Killing of a student is a killing of a nation:
This old slogan is mostly used in the students' protests against the outrageous yet frequent incidents of killings. The first student to fell down in peaceful protests was Ahmed Alqurashi, who was shot in October 1964 uprising against General Aboud military dictatorship. However, it became difficult to list and name all the martyrs of the students' movements since the military coup of the Islamic Front that brought Bashir regime into power in 1989. To name a few there was Mohammed Abdel Salam who died in 1998 under torture, after participating in protests demanding the distribution of mattresses to residents of dormitories'. There was Motasim Hamid (Abu Alas) who was beaten up and stabbed to death in the University of Algazira in 2008 after participating in a public speech organized by the Democratic Front. There was Ali Abbakar who got killed in March 2014, when pro-government militias attacked the University of Khartoum campus after public speech on the humanitarian situation in Darfur. Even though investigation committees and criminal cases were filed in those incidents, their murderers are well known to other students yet they were never prosecuted for committing murder, to the contrary they got promoted within the ruling party structures.

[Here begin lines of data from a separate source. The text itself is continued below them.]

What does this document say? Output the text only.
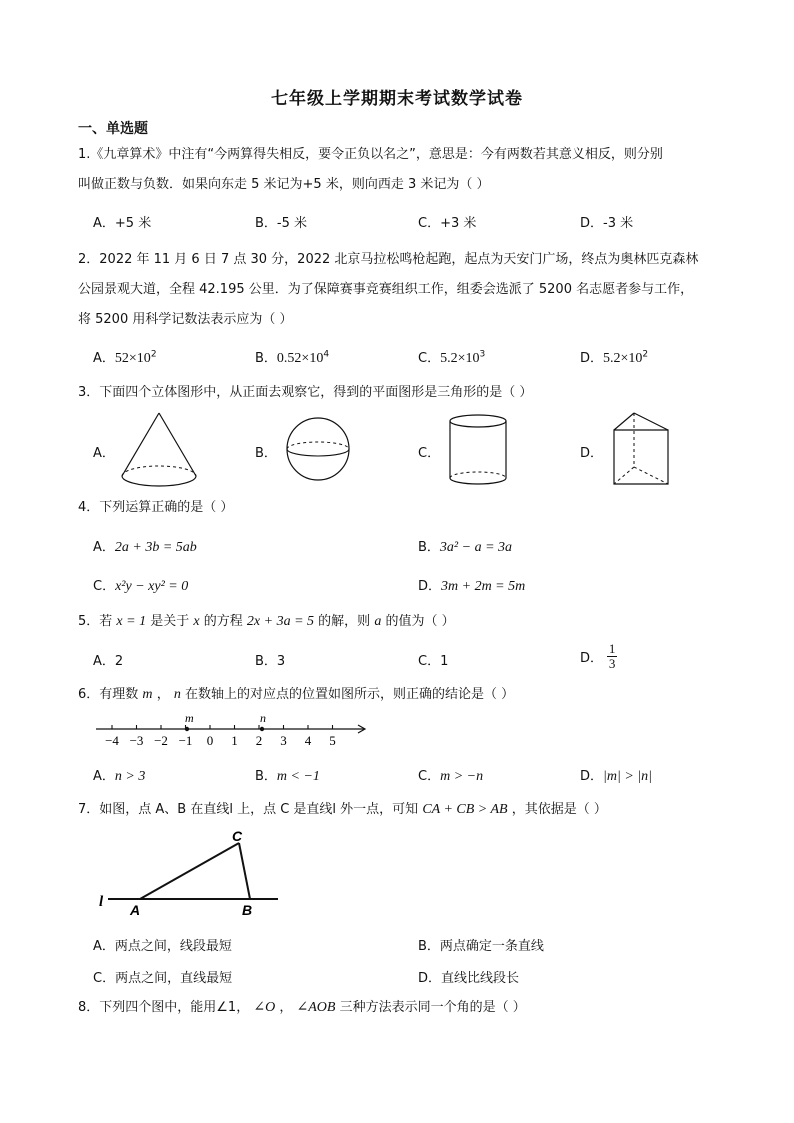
七年级上学期期末考试数学试卷
一、单选题
1.《九章算术》中注有“今两算得失相反，要令正负以名之”，意思是：今有两数若其意义相反，则分别
叫做正数与负数．如果向东走 5 米记为+5 米，则向西走 3 米记为（ ）
A．+5 米	B．-5 米	C．+3 米	D．-3 米
2．2022 年 11 月 6 日 7 点 30 分，2022 北京马拉松鸣枪起跑，起点为天安门广场，终点为奥林匹克森林
公园景观大道，全程 42.195 公里．为了保障赛事竞赛组织工作，组委会选派了 5200 名志愿者参与工作，
将 5200 用科学记数法表示应为（ ）
A．$52\times 10^2$	B．$0.52\times 10^4$	C．$5.2\times 10^3$	D．$5.2\times 10^2$
3．下面四个立体图形中，从正面去观察它，得到的平面图形是三角形的是（ ）
A．	B．	C．	D．
4．下列运算正确的是（ ）
A．2a + 3b = 5ab	B．3a² − a = 3a
C．x²y − xy² = 0	D．3m + 2m = 5m
5．若 x = 1 是关于 x 的方程 2x + 3a = 5 的解，则 a 的值为（ ）
A．2	B．3	C．1	D． $\frac{1}{3}$
6．有理数 m ， n 在数轴上的对应点的位置如图所示，则正确的结论是（ ）
−4 −3 −2 −1 0 1 2 3 4 5
m	n
A．n > 3	B．m < −1	C．m > −n	D．|m| > |n|
7．如图，点 A、B 在直线l 上，点 C 是直线l 外一点，可知 CA + CB > AB ，其依据是（ ）
l A	B
C
A．两点之间，线段最短	B．两点确定一条直线
C．两点之间，直线最短	D．直线比线段长
8．下列四个图中，能用∠1， ∠O ， ∠AOB 三种方法表示同一个角的是（ ）
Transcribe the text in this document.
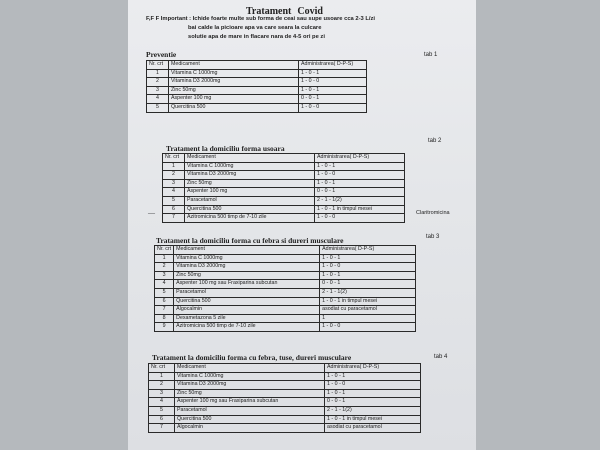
Tratament Covid
F,F F Important : Ichide foarte multe sub forma de ceai sau supe usoare cca 2-3 L/zi
bai calde la picioare apa va care seara la culcare
solutie apa de mare in flacare nara de 4-5 ori pe zi
Preventie	tab 1
Nr. crt	Medicament	Administrarea( D-P-S)
1	Vitamina C 1000mg	1 - 0 - 1
2	Vitamina D3 2000mg	1 - 0 - 0
3	Zinc 50mg	1 - 0 - 1
4	Aspenter 100 mg	0 - 0 - 1
5	Quercitina 500	1 - 0 - 0
Tratament la domiciliu forma usoara
tab 2
Nr. crt	Medicament	Administrarea( D-P-S)
1	Vitamina C 1000mg	1 - 0 - 1
2	Vitamina D3 2000mg	1 - 0 - 0
3	Zinc 50mg	1 - 0 - 1
4	Aspenter 100 mg	0 - 0 - 1
5	Paracetamol	2 - 1 - 1(2)
6	Quercitina 500	1 - 0 - 1 in timpul mesei
7	Azitromicina 500 timp de 7-10 zile	1 - 0 - 0
—	Claritromicina
Tratament la domiciliu forma cu febra si dureri musculare	tab 3
Nr. crt	Medicament	Administrarea( D-P-S)
1	Vitamina C 1000mg	1 - 0 - 1
2	Vitamina D3 2000mg	1 - 0 - 0
3	Zinc 50mg	1 - 0 - 1
4	Aspenter 100 mg sau Fraxiparina subcutan	0 - 0 - 1
5	Paracetamol	2 - 1 - 1(2)
6	Quercitina 500	1 - 0 - 1 in timpul mesei
7	Algocalmin	asodiat cu paracetamol
8	Dexametazona 5 zile	1
9	Azitromicina 500 timp de 7-10 zile	1 - 0 - 0
Tratament la domiciliu forma cu febra, tuse, dureri musculare	tab 4
Nr. crt	Medicament	Administrarea( D-P-S)
1	Vitamina C 1000mg	1 - 0 - 1
2	Vitamina D3 2000mg	1 - 0 - 0
3	Zinc 50mg	1 - 0 - 1
4	Aspenter 100 mg sau Fraxiparina subcutan	0 - 0 - 1
5	Paracetamol	2 - 1 - 1(2)
6	Quercitina 500	1 - 0 - 1 in timpul mesei
7	Algocalmin	asodiat cu paracetamol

Besides the excessive use of force against peaceful protestors in university campuses and the arbitrary arrests and detentions, students' activists are targeted with murders and assassinations. In Dec 2012, four student activists were found dead in a water stream in the University of Algazira after participating in protests and negotiations to exempt Darfuri students from tuition fees, a right granted to them by DDPD but never came into force. In February 2016 Salah Gamar was arrested by NISS from the University of Alginenia. A day later his body was thrown in front of his family house with clear signs of torture and ill treatment, he died after few hours in the hospital.

Students are the drivers of change:
Crackdown on civil society and the shrinking space for civil and political freedoms in Sudan has made public universities the only available spaces to exercise the freedom of expression and freedom of peaceful assembly. Historically, the universities have sparked popular uprising in 1964 and 1985 that toppled down military dictatorships in Sudan. Therefore the current ruling regime has been very cautious about controlling students' movements through arbitrary arrests and detentions, torture, killings and assassinations. One of the students who is participating in the current solidarity protests with students of University of Kordofan (and prefers to stay anonymous) said "we are longing to the popular uprising to happen, as the oppression and economic deterioration cannot get worse, revolution is the our way out of this desparate situation. We need to let the world know that we do exist and we resist."